The Role of Dexamethasone
The working group is of the opinion that a short course of dexamethasone can be considered if signs of irritation are present. The dose should be lower than that used in the management of oedema caused by brain metastases: 3 mg twice daily appears to be sufficient. If there is no response, dexamethasone should be discontinued; increasing the dose is not advisable.
Headache and Vomiting
The working group is of the opinion that headache and vomiting should be handled with standard approaches.
For severe headache, CSF drainage by means of lumbar puncture, or possibly a ventriculoperitoneal drain, may be considered. For excessive vomiting, radiation therapy at the posterior fossa may be considered.
Confusion
Haloperidol is the treatment of choice for most cases of delirium for patients with somatic disease. For older patients and those with more severe somatic disease, a starting dose of 1 to 2 mg daily and maximum dose of 0.5 to 5.0 mg is recommended given orally (tablets or liquid), subcutaneously or intramuscularly. Intravenous administration is not recommended because of the risk of QT prolongation and sudden death.
In case of inadequate sedation, lorazepam can also be given orally, intramuscularly or intravenously at a dose of 0.5 to 2 mg daily. For delirious patients who require opiates for pain, it should be considered whether pain medication is appropriate and treatment with haloperidol might be necessary.
Psychosocial Support
Clinicians who treat patients with leptomeningeal metastases should acquire specific communication skills. Good communication with patients and their family members is important given the stage of disease, its severity and the threatening nature of the disorder. In all cases, it should be clear to the patient and family members who is the treating physician and/or treatment coordinator.
Active inquiry into the possible need for psychosocial support should be a part of the management strategy for patients with leptomeningeal metastases during diagnosis and planning for further treatment. It should made be clear at each institution which care provider is responsible for the patient with leptomeningeal metastases and which disciplines the patient and/or family members can call on for support.

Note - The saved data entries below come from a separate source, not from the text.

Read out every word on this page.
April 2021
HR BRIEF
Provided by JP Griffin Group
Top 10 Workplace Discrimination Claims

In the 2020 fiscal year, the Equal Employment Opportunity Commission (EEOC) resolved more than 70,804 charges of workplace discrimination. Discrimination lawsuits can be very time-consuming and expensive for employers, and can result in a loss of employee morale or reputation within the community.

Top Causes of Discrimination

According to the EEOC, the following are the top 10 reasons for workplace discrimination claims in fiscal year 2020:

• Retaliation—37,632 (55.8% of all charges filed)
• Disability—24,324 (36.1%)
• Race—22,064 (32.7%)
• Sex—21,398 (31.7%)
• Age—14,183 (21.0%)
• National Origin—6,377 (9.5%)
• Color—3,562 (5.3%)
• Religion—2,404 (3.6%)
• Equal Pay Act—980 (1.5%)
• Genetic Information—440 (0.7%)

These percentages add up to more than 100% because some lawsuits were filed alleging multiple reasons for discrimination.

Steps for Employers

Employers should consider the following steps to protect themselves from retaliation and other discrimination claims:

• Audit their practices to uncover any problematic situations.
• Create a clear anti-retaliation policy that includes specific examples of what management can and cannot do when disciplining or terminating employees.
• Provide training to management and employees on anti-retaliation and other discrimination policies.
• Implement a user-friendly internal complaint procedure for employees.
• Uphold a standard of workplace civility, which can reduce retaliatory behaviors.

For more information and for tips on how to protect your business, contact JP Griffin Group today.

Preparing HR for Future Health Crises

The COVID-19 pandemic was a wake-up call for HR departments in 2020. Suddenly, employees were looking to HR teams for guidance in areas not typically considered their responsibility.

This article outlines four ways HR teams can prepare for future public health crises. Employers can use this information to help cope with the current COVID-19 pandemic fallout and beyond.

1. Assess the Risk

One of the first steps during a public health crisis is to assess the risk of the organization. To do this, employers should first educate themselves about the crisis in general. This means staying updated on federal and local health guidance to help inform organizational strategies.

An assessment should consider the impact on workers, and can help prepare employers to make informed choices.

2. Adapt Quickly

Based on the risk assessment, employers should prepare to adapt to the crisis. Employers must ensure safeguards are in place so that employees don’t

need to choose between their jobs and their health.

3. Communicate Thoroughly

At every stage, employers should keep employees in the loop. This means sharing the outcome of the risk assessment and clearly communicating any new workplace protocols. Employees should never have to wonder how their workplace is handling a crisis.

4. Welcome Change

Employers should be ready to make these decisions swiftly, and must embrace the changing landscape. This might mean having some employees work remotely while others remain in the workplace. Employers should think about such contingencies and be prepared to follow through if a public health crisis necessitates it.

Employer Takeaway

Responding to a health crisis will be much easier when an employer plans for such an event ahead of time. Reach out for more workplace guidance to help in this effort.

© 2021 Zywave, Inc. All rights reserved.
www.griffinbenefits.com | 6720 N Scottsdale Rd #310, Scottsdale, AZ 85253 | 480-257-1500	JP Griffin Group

If psychosocial support is indicated, then it should also be available, regardless of the location of the patient. Good transferrals with attention to the psychosocial aspects of care are therefore required.
Organisation of Care
The working group is of the opinion that specific procedures regarding the organisation of care for patients with leptomeningeal metastases are not strictly necessary. However, if it is decided to employ intraventricular chemotherapy, the insertion of the ventricular reservoir should take place in a neurosurgical centre with experience in this area. Treatment institutions should have adequate access to radiation therapy. In case of rare complications, it is advisable that physicians consult with a referral centre by telephone. For patients with leptomeningeal metastases of PNETs, consideration can also be given to consultation with paediatric oncology centres for their experience. Given the severity of the stage of disease in which leptomeningeal metastases occur, providing adequate care as close as possible to the patient's home is more important than the centralisation of care and treatment.